Mientras cada una de las debutantes hacía su presentación en la parte central del escenario, se acercaban hacia ellas sus respectivos caballeros y ‘hermanitas’. Una vez reunidos, el caballero —con una rosa en la mano— realizaba una reverencia y conducía a la joven hasta el centro de la tarima para integrarse con las demás señoritas, que poco a poco fueron llenando la plataforma principal de una fiesta cuya temática decorativa estuvo inspirada en la primavera.

La emoción y la alegría fueron los sentimientos que se vieron en los rostros de las debutantes y sus caballeros.

Cada debutante, reunida con su respectivo caballero y ‘hermanita’, recibía los vítores emocionados de sus familiares, atentos a la salida de sus hijas, sobrinas y nietas para inmortalizar ese momento con las cámaras de sus teléfonos celulares. Mientras tomaban fotografías y grababan videos, padres, tías y abuelas animaban con entusiasmo a cada una de ellas.

Así fueron ocupando, una tras otra, el escenario donde más tarde las debutantes se reencontrarían con sus caballeros para interpretar una coreografía cuya banda sonora fue tan variada como elegante: desde composiciones clásicas de Vivaldi hasta ‘Baile Inolvidable’, de Bad Bunny, pasando por la bachata de Juan Luis Guerra. La coreografía, ideada por Ana Melissa Pino de De La Guardia, se desplegó por todo el escenario.

El broche de oro de la presentación musical lo puso el tenor Ricardo Velásquez, quien, con su voz de barítono, interpretó el tema ‘Nada Bastará’, perteneciente a la banda sonora de la película ‘El Gran Showman’. La interpretación cautivó a los presentes y preparó el ambiente para el momento de mayor expectación de la noche: conocer quién sería la nueva Reina Debutante.

Las debutantes, junto con sus ‘hermanitas’, símbolo de la continuidad de una tradición que se celebra desde hace 70 años.

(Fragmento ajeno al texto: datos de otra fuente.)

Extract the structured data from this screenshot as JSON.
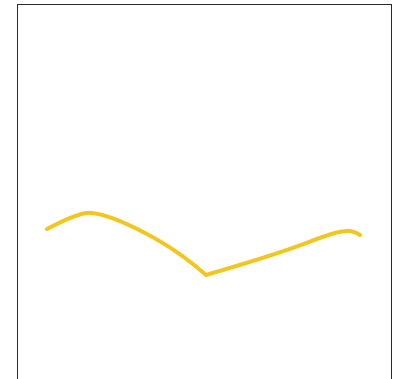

Después de tres horas y media de ceremonia llegó el instante más esperado. El proceso de escogencia de la nueva reina siguió la tradición mantenida durante más de siete décadas, en la que el azar desempeña un papel fundamental. Cada una de las debutantes tomó una rosa roja de una canasta; en el tallo iba adherido un papel y, si este llevaba la inscripción ‘Reina 2026’, la joven era proclamada como la soberana de la edición.

La afortunada en recibir la rosa con esa inscripción fue la señorita Ana Paula de Guadalupe Maduro de Roux, quien celebró el momento junto con su caballero, Julián Ricardo Guardia Orillac, y su ‘hermanita’, Isabelle de Roux Paz. Maduro de Roux recibió la noticia con emoción, rodeada del cariño de familiares y amigos, mientras la Reina Debutante 2025, Juliette Arias Robles, le imponía la corona.

Así transcurrió una velada que, como cada año, dejó recuerdos imborrables para la posteridad.

Los caballeros se acercaban a sus debutantes con una reverencia y una rosa.